Scandinavian grinds are often chosen as bushcraft knives because their edges are “zero ground” from about a quarter or a third of the way up the blade. This means there is no secondary bevel, and this makes the knives exceptionally sharp and excellent for working with wood. Fantastic Scandinavian grind knives are produced by manufacturers such as Casström, Mora, and Helle.
A convex grind is my preference for an all-round outdoors knife, as it provides a very strong but still “zero ground” edge for a balance between sharpness and strength.
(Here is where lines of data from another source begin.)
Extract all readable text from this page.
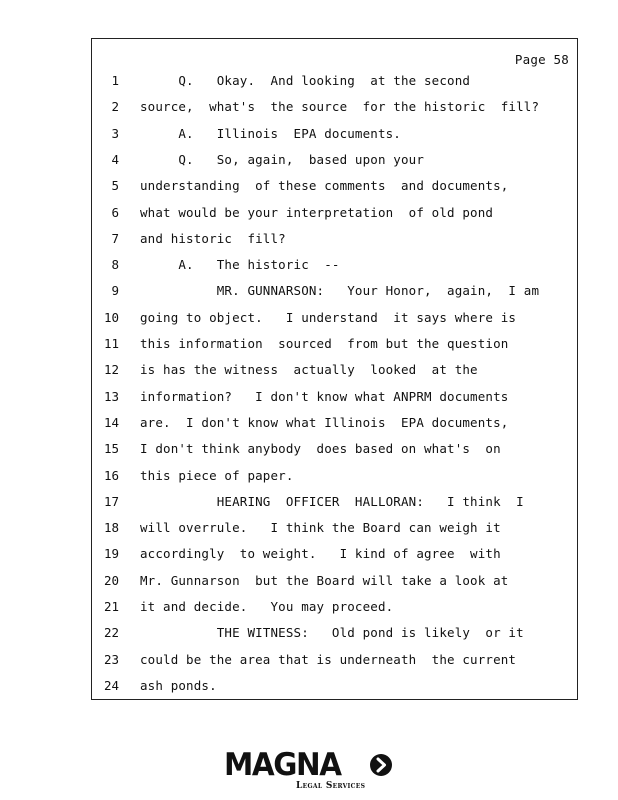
Page 58
1 Q.   Okay.  And looking  at the second
2 source,  what's  the source  for the historic  fill?
3 A.   Illinois  EPA documents.
4 Q.   So, again,  based upon your
5 understanding  of these comments  and documents,
6 what would be your interpretation  of old pond
7 and historic  fill?
8 A.   The historic  --
9 MR. GUNNARSON:   Your Honor,  again,  I am
10 going to object.   I understand  it says where is
11 this information  sourced  from but the question
12 is has the witness  actually  looked  at the
13 information?   I don't know what ANPRM documents
14 are.  I don't know what Illinois  EPA documents,
15 I don't think anybody  does based on what's  on
16 this piece of paper.
17 HEARING  OFFICER  HALLORAN:   I think  I
18 will overrule.   I think the Board can weigh it
19 accordingly  to weight.   I kind of agree  with
20 Mr. Gunnarson  but the Board will take a look at
21 it and decide.   You may proceed.
22 THE WITNESS:   Old pond is likely  or it
23 could be the area that is underneath  the current
24 ash ponds.
MAGNA
Legal Services
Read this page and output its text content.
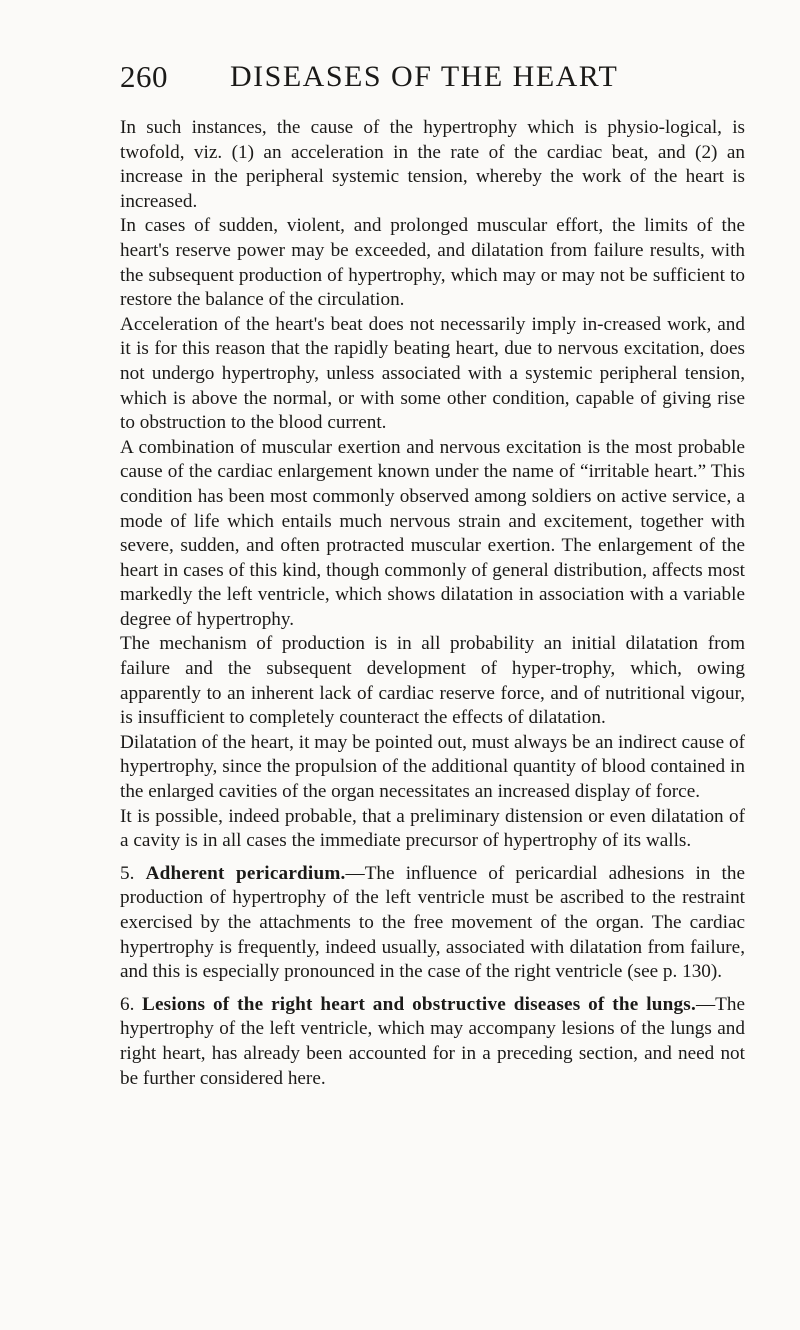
260 DISEASES OF THE HEART

In such instances, the cause of the hypertrophy which is physio-logical, is twofold, viz. (1) an acceleration in the rate of the cardiac beat, and (2) an increase in the peripheral systemic tension, whereby the work of the heart is increased.

In cases of sudden, violent, and prolonged muscular effort, the limits of the heart's reserve power may be exceeded, and dilatation from failure results, with the subsequent production of hypertrophy, which may or may not be sufficient to restore the balance of the circulation.

Acceleration of the heart's beat does not necessarily imply in-creased work, and it is for this reason that the rapidly beating heart, due to nervous excitation, does not undergo hypertrophy, unless associated with a systemic peripheral tension, which is above the normal, or with some other condition, capable of giving rise to obstruction to the blood current.

A combination of muscular exertion and nervous excitation is the most probable cause of the cardiac enlargement known under the name of “irritable heart.” This condition has been most commonly observed among soldiers on active service, a mode of life which entails much nervous strain and excitement, together with severe, sudden, and often protracted muscular exertion. The enlargement of the heart in cases of this kind, though commonly of general distribution, affects most markedly the left ventricle, which shows dilatation in association with a variable degree of hypertrophy.

The mechanism of production is in all probability an initial dilatation from failure and the subsequent development of hyper-trophy, which, owing apparently to an inherent lack of cardiac reserve force, and of nutritional vigour, is insufficient to completely counteract the effects of dilatation.

Dilatation of the heart, it may be pointed out, must always be an indirect cause of hypertrophy, since the propulsion of the additional quantity of blood contained in the enlarged cavities of the organ necessitates an increased display of force.

It is possible, indeed probable, that a preliminary distension or even dilatation of a cavity is in all cases the immediate precursor of hypertrophy of its walls.

5. Adherent pericardium.—The influence of pericardial adhesions in the production of hypertrophy of the left ventricle must be ascribed to the restraint exercised by the attachments to the free movement of the organ. The cardiac hypertrophy is frequently, indeed usually, associated with dilatation from failure, and this is especially pronounced in the case of the right ventricle (see p. 130).

6. Lesions of the right heart and obstructive diseases of the lungs.—The hypertrophy of the left ventricle, which may accompany lesions of the lungs and right heart, has already been accounted for in a preceding section, and need not be further considered here.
Fairly few production knives feature a convex grind, but you may find something suitable from manufacturers such as Bark River and Fällkniven.
Not all steel is made equal, and you will need to choose a knife that strikes a balance between being hard enough to retain its edge but not so hard that it chips, breaks, or is too hard to sharpen. The hardness of steel is measured with the Rockwell scale, and somewhere between 58 and 60 on that scale is great. There is also a whole range of potential blade steels. Many affordable knives will have blades of 1095 carbon steel, D2, or 12C27 Swedish Steel, and these are fantastic steels that, if heat treated properly, will perform perfectly. You can spend an awful lot on a knife, though, if you go for some of the higher-end specialist steels such as 3V, S30V, VG10, or 3G. It’s not so much the type of steel but the quality of the build and heat treatment that is the most important factor. Most reputable manufacturers will do decent heat treatment on their knives, so you can rely on them. I don’t necessarily have a favorite steel that I would recommend above others, but the knives I most often use are a custom bushcraft knife made to my design featuring a blade of O1 steel, a Fällkniven F1 in 3G steel, and an Eickhorn Nordic Bushcraft knife in Böhler N695 steel.
As well as good quality and well heat-treated steel, you will want a knife that features a strong full tang design. The tang is the part of the blade that extends through the handle of the knife. A full tang extends all the way through the handle, and some are full width – meaning the handle has been attached in two parts to either side of the tang. I prefer tangs that are not full-width, as they don’t leave any cold steel against your skin when you are using them in very cold conditions. Short tangs should be avoided as they can be weak and may break under extreme conditions.
A comfortable handle:
If you are going to be using your knife for a long period of time, whether for whittling or food prep, it will need to be comfortable. Wooden handles have been popular for generations but can potentially be contaminated by blood and other fluids, so other modern options might be preferable for hygiene reasons. Various plastics are used in knife handles, and Micarta is a popular modern handle material that is made of resin-impregnated fabric. A similar method can be used to “stabilize” wood and make it completely impermeable to fluid while still retaining the aesthetic attraction of natural wood grain. For knives that I might dedicate to game preparation and butchery, I would choose a plastic handle; but for something more general purpose, I prefer the appearance of wooden handles.
Depending on your specific needs and preferences, if you follow these guidelines you will find a knife that is suitable for your needs. With practice, it will become your greatest asset in the wilderness.